Naquela vez, eu percebi que nada mais voltaria a ser como antes e gostaria de uma última vez, eu pudesse ter assistido mais aos programas de bolo e casamentos, contaria mais fofocas, levaria ela à igreja mais vezes, aproveitaria o bolo de chocolate com granulado e refrigerante de guaraná, depois do culto.

São tantas coisas que permeiam o "e se", que é difícil dizer, mas o pior é adeus é quando alguém parte em vida, pelo Alzheimer, pelas tristezas internas; a vida segue seu curso e muitas vezes não permite despedidas, tampouco últimas vezes, por isso, precisamos aproveitar cada momento ao lado das pessoas que amamos, por mais singelo que ele pareça, assistir um programa na TV, comer pipoca e ver um filme, ou só se balançar numa rede depois do almoço e falar sobre a vida.

Esses momentos, assim como tantos outros, nunca mais voltam.

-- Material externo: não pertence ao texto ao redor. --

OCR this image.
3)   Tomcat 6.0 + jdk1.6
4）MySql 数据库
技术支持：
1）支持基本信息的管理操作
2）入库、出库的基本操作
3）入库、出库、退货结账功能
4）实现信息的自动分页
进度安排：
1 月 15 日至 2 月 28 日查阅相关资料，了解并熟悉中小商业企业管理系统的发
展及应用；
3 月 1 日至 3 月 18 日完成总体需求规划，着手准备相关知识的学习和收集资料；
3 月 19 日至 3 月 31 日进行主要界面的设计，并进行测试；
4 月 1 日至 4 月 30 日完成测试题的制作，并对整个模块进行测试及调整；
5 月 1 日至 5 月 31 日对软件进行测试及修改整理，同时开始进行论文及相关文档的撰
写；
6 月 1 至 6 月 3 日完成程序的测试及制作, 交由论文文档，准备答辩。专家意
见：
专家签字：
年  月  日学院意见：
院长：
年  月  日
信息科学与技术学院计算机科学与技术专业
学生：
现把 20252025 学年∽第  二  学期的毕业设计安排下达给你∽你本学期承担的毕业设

Depois que ela faleceu, não houve mais almoços em família, aos domingos, em sua antiga casa, que se tornou alheia aos netos, aos filhos, como se pertencesse a outra era; não houve mais música gospel antes de dormir, nem a comidinha gostosa e caprichada que, mesmo sem tanta habilidade culinária, era preparada da melhor forma que ela sabia.

Foto Ilustrativa

Depois da doença, não houve tantas pausas, apenas um ciclo de despedida. No dia 5 de junho de 2021, ela nos deixou e, três dias depois, eu descobri que estava grávida (uma história para outra crônica, quem sabe?), desde então minha vida nunca mais foi a mesma, e graças a Deus, da melhor forma possível, mesmo com os percalços e responsabilidades da vida adulta.

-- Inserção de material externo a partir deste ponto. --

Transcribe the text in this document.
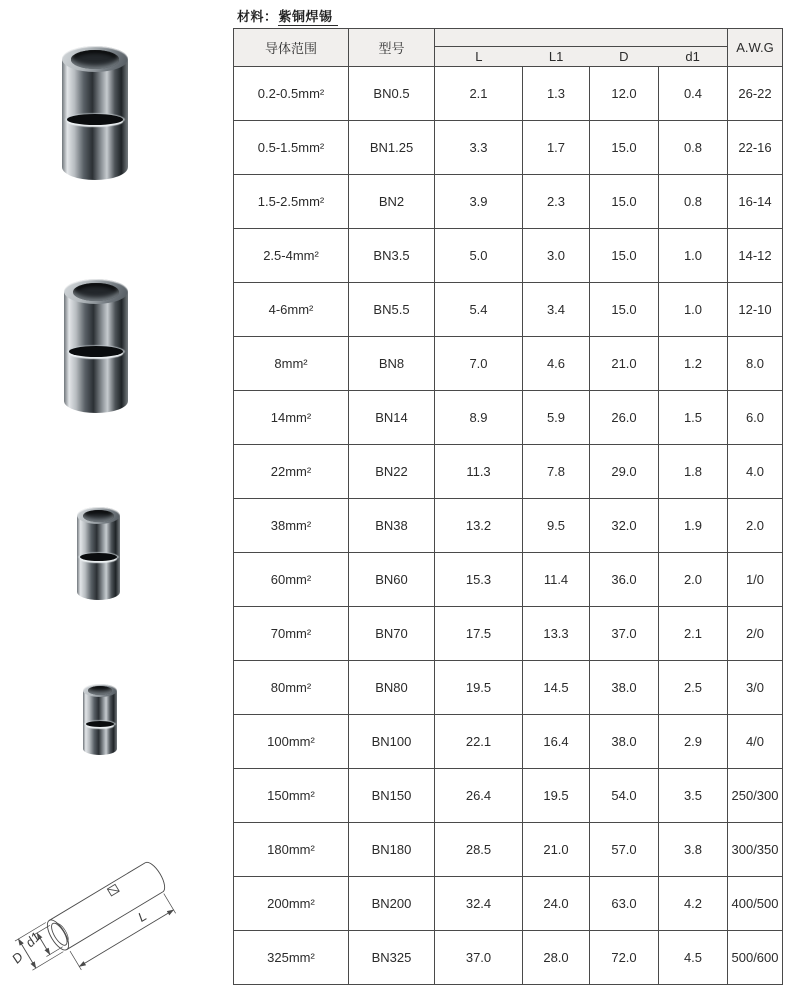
材料：紫铜焊锡
L
D
d1
导体范围	型号					A.W.G

		L L1 D d1				

0.2-0.5mm²	BN0.5	2.1	1.3	12.0	0.4	26-22
0.5-1.5mm²	BN1.25	3.3	1.7	15.0	0.8	22-16
1.5-2.5mm²	BN2	3.9	2.3	15.0	0.8	16-14
2.5-4mm²	BN3.5	5.0	3.0	15.0	1.0	14-12
4-6mm²	BN5.5	5.4	3.4	15.0	1.0	12-10
8mm²	BN8	7.0	4.6	21.0	1.2	8.0
14mm²	BN14	8.9	5.9	26.0	1.5	6.0
22mm²	BN22	11.3	7.8	29.0	1.8	4.0
38mm²	BN38	13.2	9.5	32.0	1.9	2.0
60mm²	BN60	15.3	11.4	36.0	2.0	1/0
70mm²	BN70	17.5	13.3	37.0	2.1	2/0
80mm²	BN80	19.5	14.5	38.0	2.5	3/0
100mm²	BN100	22.1	16.4	38.0	2.9	4/0
150mm²	BN150	26.4	19.5	54.0	3.5	250/300
180mm²	BN180	28.5	21.0	57.0	3.8	300/350
200mm²	BN200	32.4	24.0	63.0	4.2	400/500
325mm²	BN325	37.0	28.0	72.0	4.5	500/600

Todos os dias eu tento viver ao máximo os momentos e aventuras, pois a vida é um ciclo de despedidas e nem sempre estamos prontos para dizer adeus, mas precisamos compreender que nada dura para sempre, só as lembranças que criamos ao longo dos anos, até que o último de nós, se torne poeira do universo.

Somos uma infindável coleção de memórias.

3 respostas para “A pior das despedidas”

  1. Linda história!lição de vida.
    Acontecimentos na vida de quase ou todos nós. Muita gente me critica, por pedir a Deus, pra partir como estou ainda com saúde aos quase 76 anos. É muito doloroso viver por viver. É minha opinião, melhor deixar a saudade a deixar alívio.

  2. Jaque disse:

    ai Bruna, esse mês completa 3 anos que a minha vó se foi e 2 anos que uma senhora que eu cuidava partiu. O luto é algo que parece não ter fim, estou vivendo uma situação que todo dia temo enfrentar mais uma perda, mais um luto. Nessas horas o agarrar em coisas do cotidiano que antes nem era tão importante, se torna a nossa força, a nossa energia. Sinto muito pelas perdas e agradeço pela sensibilidade da crônica. De certa forma eu me sinto abraçada e menos sozinha.

  3. vanda disse:

    Bruna, compartilhar essas emoções de perdas de pessoas que amamos é importante pois nos conforta por saber que é na solidariedade que nos fortalecemos. Quando minha mãe partiu senti um vazio insuportável. Foi difícil. Falar e compartilhar ajuda a superar. Linda crônica.